Contract vs Salary, what’s the best option for you?
The workforce is shifting fast: in the last decade, the rise of the digital age has given way to a growth spurt in the number of freelancers and contract-workers across the globe. In the UK alone, the number of self-employed people has increased to 2 million - a figure which shows no signs of slowing down. In fact, by 2020, PeoplePerHour predict that freelancers will account for 50% of the UK workforce.
If you’re seeking a new challenge, there’s a chance you’ve considered contracting: after all, the lure of complete flexibility, control over workload and earning potential are hard to ignore. However, while freelancing may be appealing, it’s certainly not for everyone: without security or a clear career path, you might soon find the grass is greener on the other side.
Before you dive into any decision, take some time to weigh up the options:
Most contractors start their career in permanent employment, where they benefit from the heavy-duty safety net of a fixed salary. Further to this, most employers offer their staff certain perks on top of their remuneration package: holiday and sick pay, pension schemes, private healthcare, car allowances, travel expenses and paid-for staff trips or events.
However, the draw of permanent employment goes beyond benefits and bonuses.
If you’re eager to learn and develop your skills further, joining an established company as a permanent member of staff will give you the opportunity to climb your way up the career ladder without taking any risks. More often than not, training is included in permanent roles, since the company sees you as an investment.

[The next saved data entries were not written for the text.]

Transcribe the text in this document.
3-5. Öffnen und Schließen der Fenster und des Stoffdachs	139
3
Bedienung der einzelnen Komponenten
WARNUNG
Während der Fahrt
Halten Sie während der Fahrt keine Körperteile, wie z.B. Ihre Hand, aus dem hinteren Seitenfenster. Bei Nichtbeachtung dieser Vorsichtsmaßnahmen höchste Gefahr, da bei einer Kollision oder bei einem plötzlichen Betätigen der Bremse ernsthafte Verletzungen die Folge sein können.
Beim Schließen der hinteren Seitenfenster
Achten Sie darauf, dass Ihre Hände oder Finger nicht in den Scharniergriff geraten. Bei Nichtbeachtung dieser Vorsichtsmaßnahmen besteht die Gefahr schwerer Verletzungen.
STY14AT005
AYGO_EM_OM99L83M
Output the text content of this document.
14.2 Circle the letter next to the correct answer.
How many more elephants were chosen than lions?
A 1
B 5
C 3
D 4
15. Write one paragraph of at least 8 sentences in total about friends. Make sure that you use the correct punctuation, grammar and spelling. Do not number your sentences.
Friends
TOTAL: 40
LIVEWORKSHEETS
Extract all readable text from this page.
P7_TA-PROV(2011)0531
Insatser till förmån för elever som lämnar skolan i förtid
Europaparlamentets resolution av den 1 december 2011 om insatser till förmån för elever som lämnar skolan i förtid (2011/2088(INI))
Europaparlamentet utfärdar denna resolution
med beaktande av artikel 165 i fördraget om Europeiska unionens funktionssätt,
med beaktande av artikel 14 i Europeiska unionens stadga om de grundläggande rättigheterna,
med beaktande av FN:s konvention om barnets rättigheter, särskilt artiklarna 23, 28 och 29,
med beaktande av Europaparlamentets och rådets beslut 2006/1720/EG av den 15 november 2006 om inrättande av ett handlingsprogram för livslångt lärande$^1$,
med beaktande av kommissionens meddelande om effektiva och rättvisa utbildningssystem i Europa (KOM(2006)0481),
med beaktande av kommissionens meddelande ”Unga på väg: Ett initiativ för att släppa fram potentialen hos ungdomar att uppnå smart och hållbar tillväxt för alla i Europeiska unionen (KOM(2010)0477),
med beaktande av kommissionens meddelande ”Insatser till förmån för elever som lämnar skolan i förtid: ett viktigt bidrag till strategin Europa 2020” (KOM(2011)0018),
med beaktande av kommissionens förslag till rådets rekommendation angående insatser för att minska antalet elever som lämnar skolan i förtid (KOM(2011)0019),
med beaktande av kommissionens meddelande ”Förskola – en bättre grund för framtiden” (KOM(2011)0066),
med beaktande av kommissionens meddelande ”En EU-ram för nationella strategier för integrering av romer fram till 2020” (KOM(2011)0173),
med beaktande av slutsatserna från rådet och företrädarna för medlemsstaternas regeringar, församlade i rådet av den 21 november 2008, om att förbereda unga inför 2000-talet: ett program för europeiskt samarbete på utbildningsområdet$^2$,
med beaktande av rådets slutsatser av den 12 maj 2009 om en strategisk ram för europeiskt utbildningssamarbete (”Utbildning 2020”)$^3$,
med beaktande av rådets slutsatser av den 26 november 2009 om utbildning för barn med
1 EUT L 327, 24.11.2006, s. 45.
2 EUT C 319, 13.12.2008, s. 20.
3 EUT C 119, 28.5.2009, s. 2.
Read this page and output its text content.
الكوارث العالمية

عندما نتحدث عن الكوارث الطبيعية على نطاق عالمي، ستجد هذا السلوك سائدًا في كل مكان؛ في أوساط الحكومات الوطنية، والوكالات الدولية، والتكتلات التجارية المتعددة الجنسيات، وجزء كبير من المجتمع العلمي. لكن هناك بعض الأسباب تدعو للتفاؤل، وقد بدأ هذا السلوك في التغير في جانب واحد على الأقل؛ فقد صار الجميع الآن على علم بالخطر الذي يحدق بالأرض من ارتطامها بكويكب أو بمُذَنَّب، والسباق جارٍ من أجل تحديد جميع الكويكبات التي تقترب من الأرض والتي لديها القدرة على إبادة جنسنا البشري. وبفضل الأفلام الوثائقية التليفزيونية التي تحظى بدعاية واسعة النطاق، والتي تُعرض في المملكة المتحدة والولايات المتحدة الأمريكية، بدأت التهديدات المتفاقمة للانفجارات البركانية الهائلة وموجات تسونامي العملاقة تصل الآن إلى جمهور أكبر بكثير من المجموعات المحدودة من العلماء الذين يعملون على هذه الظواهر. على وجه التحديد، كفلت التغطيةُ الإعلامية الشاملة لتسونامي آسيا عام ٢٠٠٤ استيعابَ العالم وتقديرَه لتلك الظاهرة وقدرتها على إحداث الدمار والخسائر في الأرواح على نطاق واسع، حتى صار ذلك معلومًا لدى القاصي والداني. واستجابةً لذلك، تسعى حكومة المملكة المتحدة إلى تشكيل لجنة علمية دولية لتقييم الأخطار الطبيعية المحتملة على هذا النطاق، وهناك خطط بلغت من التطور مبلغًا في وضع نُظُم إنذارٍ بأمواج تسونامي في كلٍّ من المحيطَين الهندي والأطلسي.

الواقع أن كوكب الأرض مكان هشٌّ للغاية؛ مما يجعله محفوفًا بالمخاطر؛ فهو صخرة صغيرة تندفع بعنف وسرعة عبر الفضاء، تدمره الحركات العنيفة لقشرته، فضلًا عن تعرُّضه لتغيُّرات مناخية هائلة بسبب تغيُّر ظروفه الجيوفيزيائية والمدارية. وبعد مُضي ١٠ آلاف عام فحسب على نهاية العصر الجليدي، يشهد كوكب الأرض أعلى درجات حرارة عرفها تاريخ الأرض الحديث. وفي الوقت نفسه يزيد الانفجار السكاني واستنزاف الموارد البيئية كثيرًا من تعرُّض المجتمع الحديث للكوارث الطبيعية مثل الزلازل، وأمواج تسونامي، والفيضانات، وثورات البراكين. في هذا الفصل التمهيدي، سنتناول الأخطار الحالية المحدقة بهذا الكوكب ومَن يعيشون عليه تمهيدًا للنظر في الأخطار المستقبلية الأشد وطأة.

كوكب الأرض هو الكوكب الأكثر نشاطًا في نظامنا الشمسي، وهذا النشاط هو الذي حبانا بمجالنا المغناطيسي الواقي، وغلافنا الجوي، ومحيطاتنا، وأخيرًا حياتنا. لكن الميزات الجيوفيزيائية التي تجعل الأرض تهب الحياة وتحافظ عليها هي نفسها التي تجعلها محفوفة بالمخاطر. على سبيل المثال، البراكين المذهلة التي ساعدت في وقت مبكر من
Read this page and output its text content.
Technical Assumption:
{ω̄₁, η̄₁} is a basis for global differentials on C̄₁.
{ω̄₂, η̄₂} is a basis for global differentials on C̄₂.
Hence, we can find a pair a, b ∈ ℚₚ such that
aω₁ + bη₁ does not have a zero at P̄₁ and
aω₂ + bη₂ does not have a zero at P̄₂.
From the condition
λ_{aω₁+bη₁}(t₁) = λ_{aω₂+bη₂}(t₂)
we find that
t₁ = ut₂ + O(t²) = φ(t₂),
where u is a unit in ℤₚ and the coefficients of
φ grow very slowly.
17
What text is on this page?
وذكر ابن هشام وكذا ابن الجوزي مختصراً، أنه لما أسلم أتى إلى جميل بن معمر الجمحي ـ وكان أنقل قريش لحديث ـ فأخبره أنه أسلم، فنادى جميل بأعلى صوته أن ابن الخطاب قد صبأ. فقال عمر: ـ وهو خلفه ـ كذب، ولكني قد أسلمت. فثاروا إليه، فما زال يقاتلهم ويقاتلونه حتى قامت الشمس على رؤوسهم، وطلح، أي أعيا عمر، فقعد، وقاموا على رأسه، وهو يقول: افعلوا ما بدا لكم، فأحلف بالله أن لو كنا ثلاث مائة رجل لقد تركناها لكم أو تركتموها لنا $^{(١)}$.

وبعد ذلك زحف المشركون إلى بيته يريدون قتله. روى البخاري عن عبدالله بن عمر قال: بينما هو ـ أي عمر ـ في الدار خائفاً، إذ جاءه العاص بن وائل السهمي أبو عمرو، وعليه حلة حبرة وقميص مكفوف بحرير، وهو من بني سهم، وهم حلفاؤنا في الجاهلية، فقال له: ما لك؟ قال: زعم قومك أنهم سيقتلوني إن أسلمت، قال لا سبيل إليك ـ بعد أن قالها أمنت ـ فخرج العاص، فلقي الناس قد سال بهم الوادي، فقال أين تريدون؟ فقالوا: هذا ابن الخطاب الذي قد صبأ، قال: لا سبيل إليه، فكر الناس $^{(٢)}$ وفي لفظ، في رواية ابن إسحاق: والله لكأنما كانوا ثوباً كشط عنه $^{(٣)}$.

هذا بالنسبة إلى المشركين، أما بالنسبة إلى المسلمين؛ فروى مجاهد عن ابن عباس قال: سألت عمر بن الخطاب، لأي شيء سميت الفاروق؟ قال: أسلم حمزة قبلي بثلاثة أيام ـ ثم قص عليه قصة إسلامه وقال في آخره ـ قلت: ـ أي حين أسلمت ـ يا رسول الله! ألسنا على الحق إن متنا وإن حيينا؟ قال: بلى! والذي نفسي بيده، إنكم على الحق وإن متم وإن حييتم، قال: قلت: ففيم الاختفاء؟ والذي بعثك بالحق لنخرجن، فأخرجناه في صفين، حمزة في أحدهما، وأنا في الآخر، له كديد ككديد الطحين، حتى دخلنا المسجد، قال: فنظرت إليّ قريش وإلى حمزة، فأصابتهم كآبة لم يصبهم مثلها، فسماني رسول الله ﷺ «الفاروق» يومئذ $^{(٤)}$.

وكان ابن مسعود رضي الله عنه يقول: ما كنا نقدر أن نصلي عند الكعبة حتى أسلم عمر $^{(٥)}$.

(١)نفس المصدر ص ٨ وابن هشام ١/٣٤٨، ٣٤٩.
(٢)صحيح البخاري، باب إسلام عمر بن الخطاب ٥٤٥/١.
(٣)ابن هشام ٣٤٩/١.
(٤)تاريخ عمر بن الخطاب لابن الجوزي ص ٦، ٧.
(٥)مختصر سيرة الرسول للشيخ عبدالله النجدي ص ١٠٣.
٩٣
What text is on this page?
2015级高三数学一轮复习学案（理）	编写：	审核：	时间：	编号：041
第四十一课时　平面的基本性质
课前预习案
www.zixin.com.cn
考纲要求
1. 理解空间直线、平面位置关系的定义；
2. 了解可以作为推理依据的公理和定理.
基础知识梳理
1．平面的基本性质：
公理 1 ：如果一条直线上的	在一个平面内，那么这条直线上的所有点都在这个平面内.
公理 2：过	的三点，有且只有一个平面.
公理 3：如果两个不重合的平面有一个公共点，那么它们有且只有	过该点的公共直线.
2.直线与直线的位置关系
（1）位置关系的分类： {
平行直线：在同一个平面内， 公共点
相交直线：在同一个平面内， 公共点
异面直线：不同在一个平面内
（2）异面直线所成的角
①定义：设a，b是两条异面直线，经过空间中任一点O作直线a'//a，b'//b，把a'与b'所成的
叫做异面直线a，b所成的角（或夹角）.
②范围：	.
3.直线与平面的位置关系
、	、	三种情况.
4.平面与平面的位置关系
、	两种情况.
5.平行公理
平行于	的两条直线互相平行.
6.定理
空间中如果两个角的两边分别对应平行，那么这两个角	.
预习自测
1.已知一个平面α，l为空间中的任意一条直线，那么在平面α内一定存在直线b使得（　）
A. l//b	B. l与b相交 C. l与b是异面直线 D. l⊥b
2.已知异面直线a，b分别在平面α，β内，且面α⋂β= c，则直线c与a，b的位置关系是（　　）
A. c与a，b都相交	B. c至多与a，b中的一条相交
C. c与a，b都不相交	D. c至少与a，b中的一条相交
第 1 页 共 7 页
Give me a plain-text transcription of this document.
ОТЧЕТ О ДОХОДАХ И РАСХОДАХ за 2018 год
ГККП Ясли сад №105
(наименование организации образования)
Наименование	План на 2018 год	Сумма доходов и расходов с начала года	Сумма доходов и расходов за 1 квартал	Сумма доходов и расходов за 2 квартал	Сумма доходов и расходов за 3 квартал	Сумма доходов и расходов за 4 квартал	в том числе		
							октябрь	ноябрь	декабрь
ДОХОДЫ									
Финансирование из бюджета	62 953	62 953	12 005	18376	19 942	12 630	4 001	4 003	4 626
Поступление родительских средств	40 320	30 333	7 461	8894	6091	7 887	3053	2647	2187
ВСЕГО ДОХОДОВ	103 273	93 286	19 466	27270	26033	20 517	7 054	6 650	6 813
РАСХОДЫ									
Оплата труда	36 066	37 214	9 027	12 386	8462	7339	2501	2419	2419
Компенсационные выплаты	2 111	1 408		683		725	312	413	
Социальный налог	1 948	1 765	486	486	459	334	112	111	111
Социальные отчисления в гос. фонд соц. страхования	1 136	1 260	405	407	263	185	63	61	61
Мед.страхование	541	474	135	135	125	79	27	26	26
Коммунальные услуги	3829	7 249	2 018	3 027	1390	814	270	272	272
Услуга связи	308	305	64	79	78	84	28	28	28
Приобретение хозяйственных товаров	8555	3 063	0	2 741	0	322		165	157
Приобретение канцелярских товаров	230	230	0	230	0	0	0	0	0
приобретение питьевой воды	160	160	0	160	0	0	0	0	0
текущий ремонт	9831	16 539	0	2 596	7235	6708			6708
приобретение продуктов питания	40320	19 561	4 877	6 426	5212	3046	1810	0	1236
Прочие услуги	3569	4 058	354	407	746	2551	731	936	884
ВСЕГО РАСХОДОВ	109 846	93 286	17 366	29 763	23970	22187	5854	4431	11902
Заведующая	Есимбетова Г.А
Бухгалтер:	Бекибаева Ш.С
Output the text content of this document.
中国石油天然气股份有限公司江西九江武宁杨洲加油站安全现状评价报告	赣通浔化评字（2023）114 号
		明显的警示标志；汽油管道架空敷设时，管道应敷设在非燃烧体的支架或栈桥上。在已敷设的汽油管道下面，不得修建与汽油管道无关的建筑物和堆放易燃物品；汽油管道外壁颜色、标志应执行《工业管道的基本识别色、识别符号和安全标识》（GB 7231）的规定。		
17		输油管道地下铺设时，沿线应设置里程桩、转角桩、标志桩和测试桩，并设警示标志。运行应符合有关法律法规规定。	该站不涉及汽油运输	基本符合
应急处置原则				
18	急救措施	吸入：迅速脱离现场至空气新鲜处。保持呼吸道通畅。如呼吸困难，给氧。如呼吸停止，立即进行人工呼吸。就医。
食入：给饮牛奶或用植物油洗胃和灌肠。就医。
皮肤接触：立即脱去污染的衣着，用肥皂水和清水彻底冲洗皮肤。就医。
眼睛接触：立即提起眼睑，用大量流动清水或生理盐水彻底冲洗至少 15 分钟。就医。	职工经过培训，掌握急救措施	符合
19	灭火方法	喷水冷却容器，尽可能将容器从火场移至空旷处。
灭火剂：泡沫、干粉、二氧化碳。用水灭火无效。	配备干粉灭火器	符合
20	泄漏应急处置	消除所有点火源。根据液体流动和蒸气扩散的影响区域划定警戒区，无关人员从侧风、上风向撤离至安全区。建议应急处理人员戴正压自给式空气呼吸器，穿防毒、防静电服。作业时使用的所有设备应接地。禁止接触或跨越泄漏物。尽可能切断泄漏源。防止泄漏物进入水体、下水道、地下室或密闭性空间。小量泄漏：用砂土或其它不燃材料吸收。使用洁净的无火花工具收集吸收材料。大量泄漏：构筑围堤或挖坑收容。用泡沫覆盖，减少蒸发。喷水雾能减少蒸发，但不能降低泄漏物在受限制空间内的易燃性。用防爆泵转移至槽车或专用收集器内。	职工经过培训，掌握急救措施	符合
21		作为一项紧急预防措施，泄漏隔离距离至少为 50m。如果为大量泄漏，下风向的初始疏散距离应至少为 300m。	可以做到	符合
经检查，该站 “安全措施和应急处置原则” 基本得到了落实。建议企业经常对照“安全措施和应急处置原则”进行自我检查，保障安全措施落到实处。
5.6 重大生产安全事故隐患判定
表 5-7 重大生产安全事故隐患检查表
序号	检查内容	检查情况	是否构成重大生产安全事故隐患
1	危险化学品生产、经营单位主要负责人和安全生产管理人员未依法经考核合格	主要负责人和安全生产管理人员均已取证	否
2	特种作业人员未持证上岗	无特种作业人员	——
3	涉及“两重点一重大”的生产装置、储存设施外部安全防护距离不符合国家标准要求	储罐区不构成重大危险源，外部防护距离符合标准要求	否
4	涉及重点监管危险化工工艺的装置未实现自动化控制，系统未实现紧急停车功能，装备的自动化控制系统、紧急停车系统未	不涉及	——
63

Usually, you’ll have a manager on hand to help you meet key promotional criteria, and help you achieve your personal goals.
There’s nothing like a bit of team spirit to get you through the working day. As a permanent employee, you’re more likely to be ingrained within the business, and to be absorbed in the culture of the environment you work in. It’s this sense of belonging that only comes through working for a company in this way.
Naturally, there are certain drawbacks: permanent employees often cite a lack of flexibility, lower remuneration and less job variation as the limitations of a permanent position.
Life as a contractor
Instead of being part of a company, contractors act as independent associates that provide their service to the business. In taking temporary freelance contracts, they may work with a number of different firms every year on a range of different projects. This variation can be appealing to those seeking more from their current jobs, as there is little room for you to become uninterested or unenthusiastic about your work.
Complete control of your workload and the companies you work for is certainly one of the main factors attracting a vast number of permanent employees to the idea of contracting. Ultimately, you are your own boss: you can fit your contracts around yourself and your lifestyle.
The draw of a higher remuneration is no myth, either. As a contractor, you would typically receive a higher sum for your services than your permanent counterpart. Of course, your holidays won’t be covered, so you’ll have to either double your workload or just accept that it’s unpaid leave.
A successful contractor further needs to nurture an extensive network of prospective clients, so as to not put all their eggs in one basket: this in itself can be a challenge as effectively, you must market yourself to secure new contracts. If that wasn’t enough, contractors must also familiarise themselves with tax legislation, and submit their own returns - for some, this is a walk in the park.
For others, however, it can cause a real financial headache.
Making your mind up
Ultimately, your choice will depend on your long-term ambitions and the point you have reached in your career.
No one but you can say which is the right option, but it’s essential to understand the risks and responsibilities associated with contracting before making the leap. Permanent employment may not have the appeal of flexibility, but it creates complete security, allowing you to focus on self-improvement and career development without financial worry.
If you’ve weighed up the pros and cons on either side and are still uncertain, stick to employment until you’re 100%: you can always change your mind later down the line.